Jadi, apa musabab yang sebenarnya?
Jawaban dari pertanyaan itu adalah konten yang kita konsumsi dan bagaimana konten-konten itu terus menstimulus otak untuk terus bekerja, bahkan tatkala kita lelah sekalipun. Alasan kita tidak mengantuk saat maraton nonton sebuah serial di Netflix, misalnya, adalah karena otak kita terus-menerus diberi stimulan, bukan (semata-mata) karena layar ponsel mengandung sinar biru.
Jangan Mau Dikibuli Pelaku Industri
Di tengah lingkaran setan pengambinghitaman sinar biru, tentu saja ada industri yang meneguk untung darinya. Ambil contoh, industri wellness.
Orang malas keluar rumah, orang malas terkena cahaya matahari, dan orang sering bermain dengan gawai. Solusinya? Tentu saja dengan menjual produk yang, konon, bisa melindungi mata dari dari sinar biru seperti kacamata anti-blue light.. Percaya tidak percaya, industri kacamata jenis itu nilainya sudah mencapai miliaran dolar. Per 2024, nilainya sudah mencapai 2,9 miliar dolar AS dan pada 2034 bisa mencapai 5,8 miliar AS.
Tentu saja, selain itu, industri gawai juga meraih untung. Mereka bisa terus menjual produknya dengan menambah fitur seperti Night Shift dan Eye Comfort Shield. Ini belum termasuk perusahaan-perusahaan pihak ketiga yang memproduksi pelindung layar anti-blue light, baik untuk ponsel maupun komputer dan laptop.
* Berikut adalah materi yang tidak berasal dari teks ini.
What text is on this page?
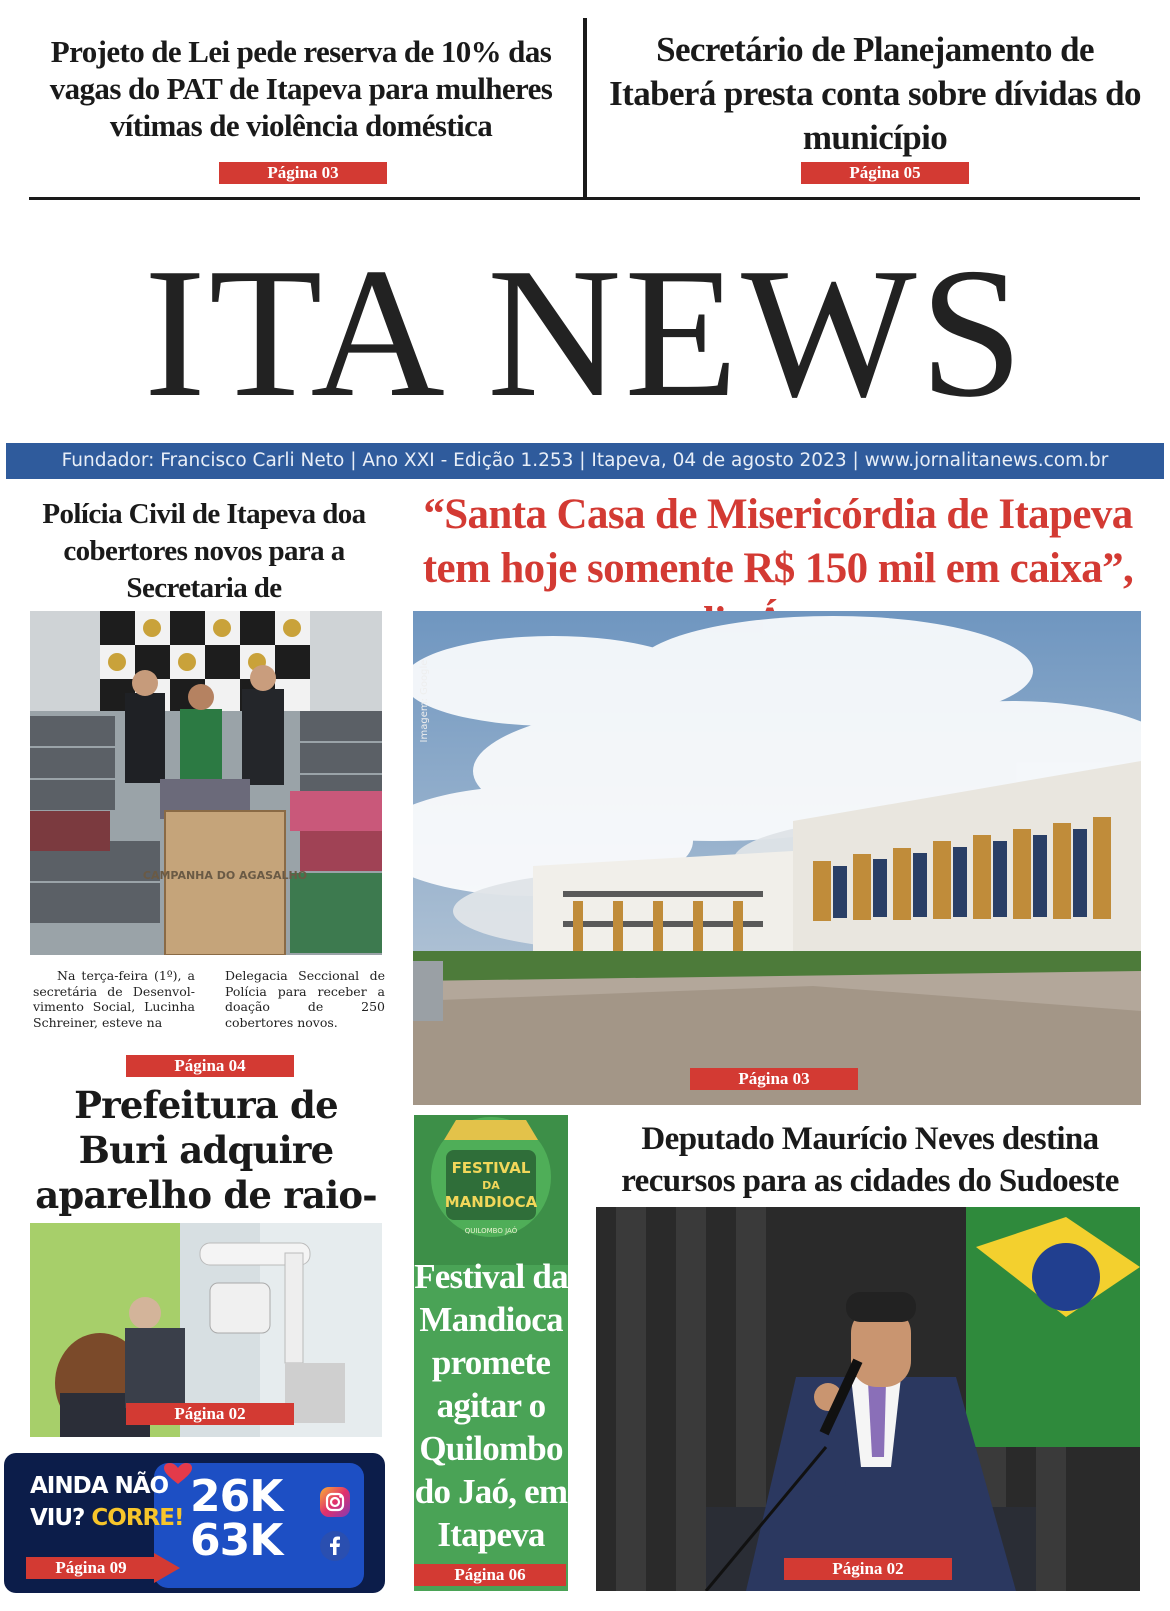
Projeto de Lei pede reserva de 10% das vagas do PAT de Itapeva para mulheres vítimas de violência doméstica
Página 03
Secretário de Planejamento de Itaberá presta conta sobre dívidas do município
Página 05
ITA NEWS
Fundador: Francisco Carli Neto | Ano XXI - Edição 1.253 | Itapeva, 04 de agosto 2023 | www.jornalitanews.com.br
Polícia Civil de Itapeva doa cobertores novos para a Secretaria de
CAMPANHA DO AGASALHO
Na terça-feira (1º), a secretária de Desenvol-vimento Social, Lucinha Schreiner, esteve na
Delegacia Seccional de Polícia para receber a doação de 250 cobertores novos.
Página 04
“Santa Casa de Misericórdia de Itapeva tem hoje somente R$ 150 mil em caixa”,
Imagem: Google
Página 03
Prefeitura de Buri adquire aparelho de raio-
Página 02
FESTIVAL
DA
MANDIOCA
QUILOMBO JAÓ
Festival da Mandioca promete agitar o Quilombo do Jaó, em Itapeva
Página 06
Deputado Maurício Neves destina recursos para as cidades do Sudoeste
Página 02
AINDA NÃO
VIU? CORRE! 26K
63K
Página 09
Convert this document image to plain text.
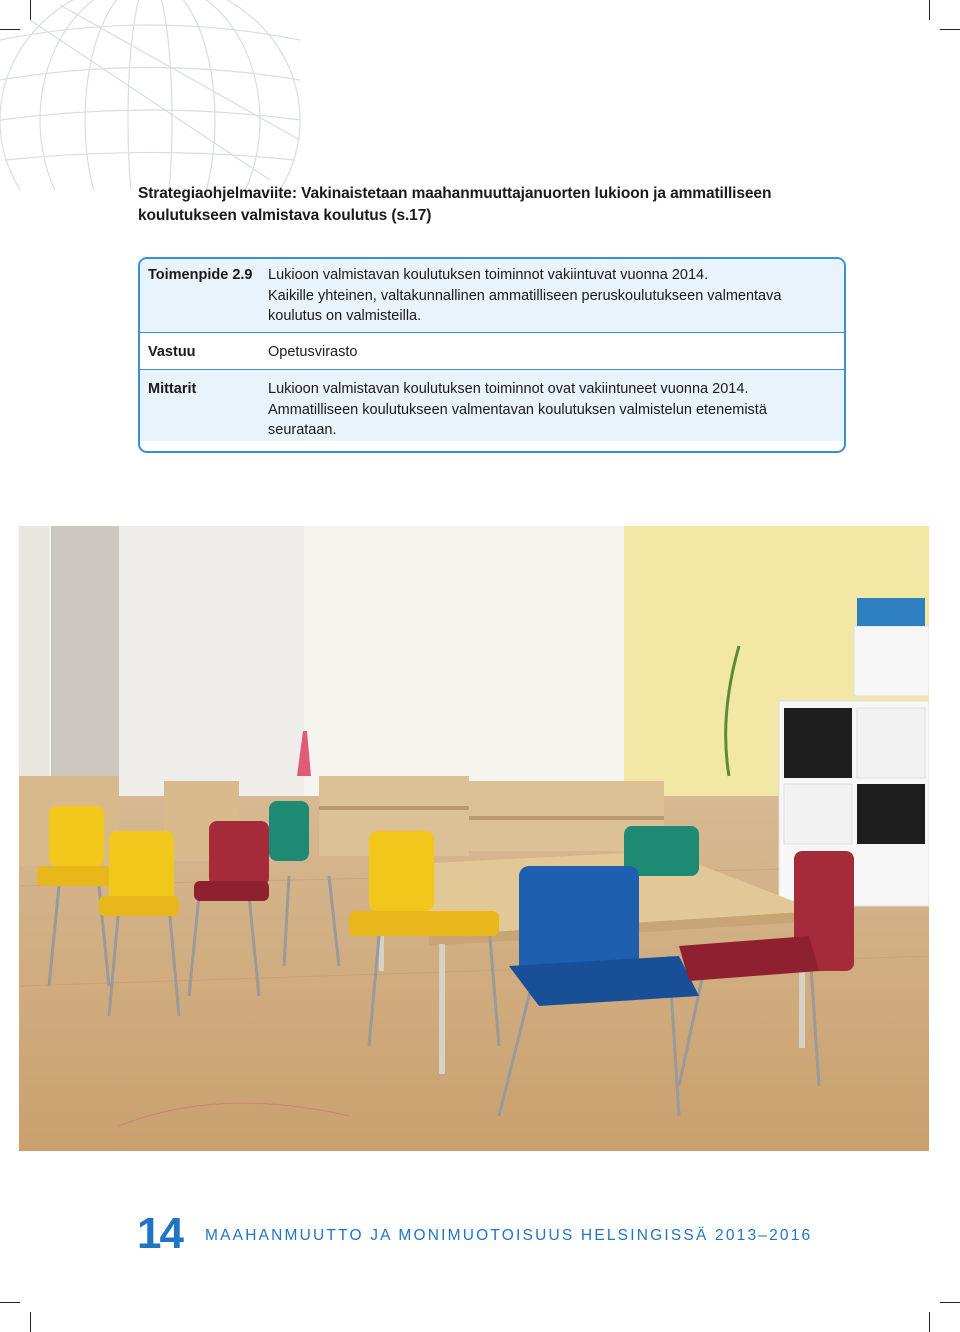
Strategiaohjelmaviite: Vakinaistetaan maahanmuuttajanuorten lukioon ja ammatilliseen
koulutukseen valmistava koulutus (s.17)
Toimenpide 2.9	Lukioon valmistavan koulutuksen toiminnot vakiintuvat vuonna 2014.
Kaikille yhteinen, valtakunnallinen ammatilliseen peruskoulutukseen valmentava
koulutus on valmisteilla.
Vastuu	Opetusvirasto
Mittarit	Lukioon valmistavan koulutuksen toiminnot ovat vakiintuneet vuonna 2014.
Ammatilliseen koulutukseen valmentavan koulutuksen valmistelun etenemistä
seurataan.
14 MAAHANMUUTTO JA MONIMUOTOISUUS HELSINGISSÄ 2013–2016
Sebenarnya, produk dan fitur tersebut bukannya tidak berguna. Memang ada manfaat dari melindungi mata dari sinar biru. Akan tetapi, manfaatnya tidak seberapa jika dibandingkan dengan keluar rumah dan membiarkan tubuh terpapar cahaya matahari di waktu-waktu krusial. Lagipula, yang membuat gawai jadi penyebab orang sulit tidur bukan semata-mata sinar biru, melainkan juga konten yang memberikan stimulus tanpa henti pada otak.
Maka, mulai sekarang, yang perlu kita lakukan supaya jam tidur tetap normal tanpa harus menghindari gawai sepenuhnya adalah menjalani hidup dengan lebih selaras. Sambutlah alam ketika ia memanggil di pagi hari. Biarkan cahaya mentari menyetel tubuh untuk beraktivitas dan beristirahat. Jangan lupa pula, pastikan untuk mengurangi stimulus pada otak ketika jam tidur sudah dekat.